I saw the movie Irreversible recently. It’s one of those movies that is REALLY tough to watch, but is a brilliant piece of cinema. What sets it apart is not the story it tells, but how it tells it. It’s a simple plot about an average night out, a horrifying attack and brutal revenge. And the entire story is told in reverse. I will leave it to Roger Ebert to explain in more detail why this is so incredibly effective (see his review). What struck me, besides being simply riveted by this astonishing piece of film, is that it reminds me that the art of storytelling has less to do with the stories you tell and more to do with how you tell them.

Roger Ebert himself ascribes to this philosophy, which may be why he’s my favorite critic. One of his “Laws” for movie criticism is “It’s not what a movie’s about, it’s HOW it’s about it.” This is true for any form of storytelling. The same jokes have been making the rounds since the Sumerians discovered irony. The same melodies have been getting rearranged since the Gregorians first started chanting.

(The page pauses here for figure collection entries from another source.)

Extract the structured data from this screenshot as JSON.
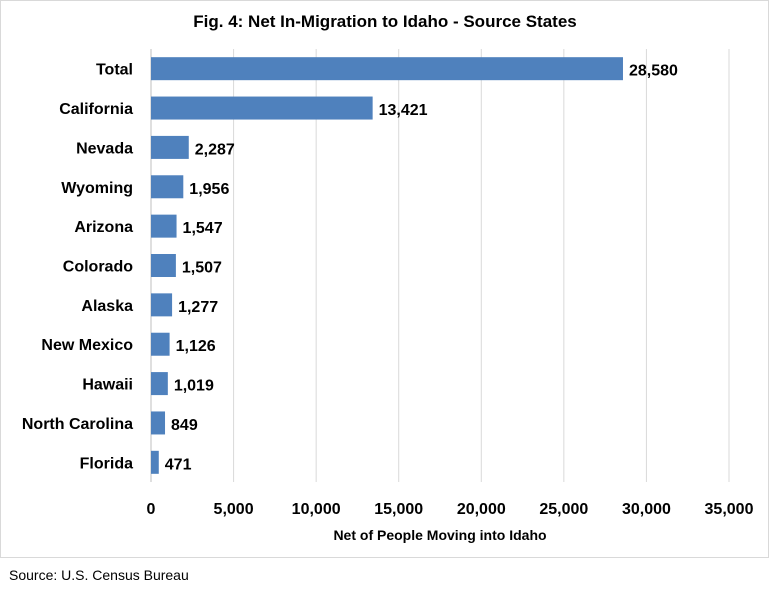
{
  "chart_data": {
    "type": "bar",
    "orientation": "horizontal",
    "title": "Fig. 4: Net In-Migration to Idaho - Source States",
    "xlabel": "Net of People Moving into Idaho",
    "ylabel": "",
    "categories": [
      "Total",
      "California",
      "Nevada",
      "Wyoming",
      "Arizona",
      "Colorado",
      "Alaska",
      "New Mexico",
      "Hawaii",
      "North Carolina",
      "Florida"
    ],
    "values": [
      28580,
      13421,
      2287,
      1956,
      1547,
      1507,
      1277,
      1126,
      1019,
      849,
      471
    ],
    "value_labels": [
      "28,580",
      "13,421",
      "2,287",
      "1,956",
      "1,547",
      "1,507",
      "1,277",
      "1,126",
      "1,019",
      "849",
      "471"
    ],
    "xlim": [
      0,
      35000
    ],
    "xticks": [
      0,
      5000,
      10000,
      15000,
      20000,
      25000,
      30000,
      35000
    ],
    "xtick_labels": [
      "0",
      "5,000",
      "10,000",
      "15,000",
      "20,000",
      "25,000",
      "30,000",
      "35,000"
    ],
    "grid": "vertical",
    "legend": "none",
    "bar_color": "#4f81bd",
    "grid_color": "#d9d9d9"
  },
  "source_note": "Source: U.S. Census Bureau"
}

And we’ve all been watching the same sitcom plot over and over since Gracie Allen first said “Goodnight Gracie.”

This is not bad or surprising news. There are only 26 letters in the alphabet, only 12 musical notes, and the human body only bends so many ways. But dance, music and story live on. Because we don’t have to constantly re-invent the wheel. We just have to find a new way to roll it.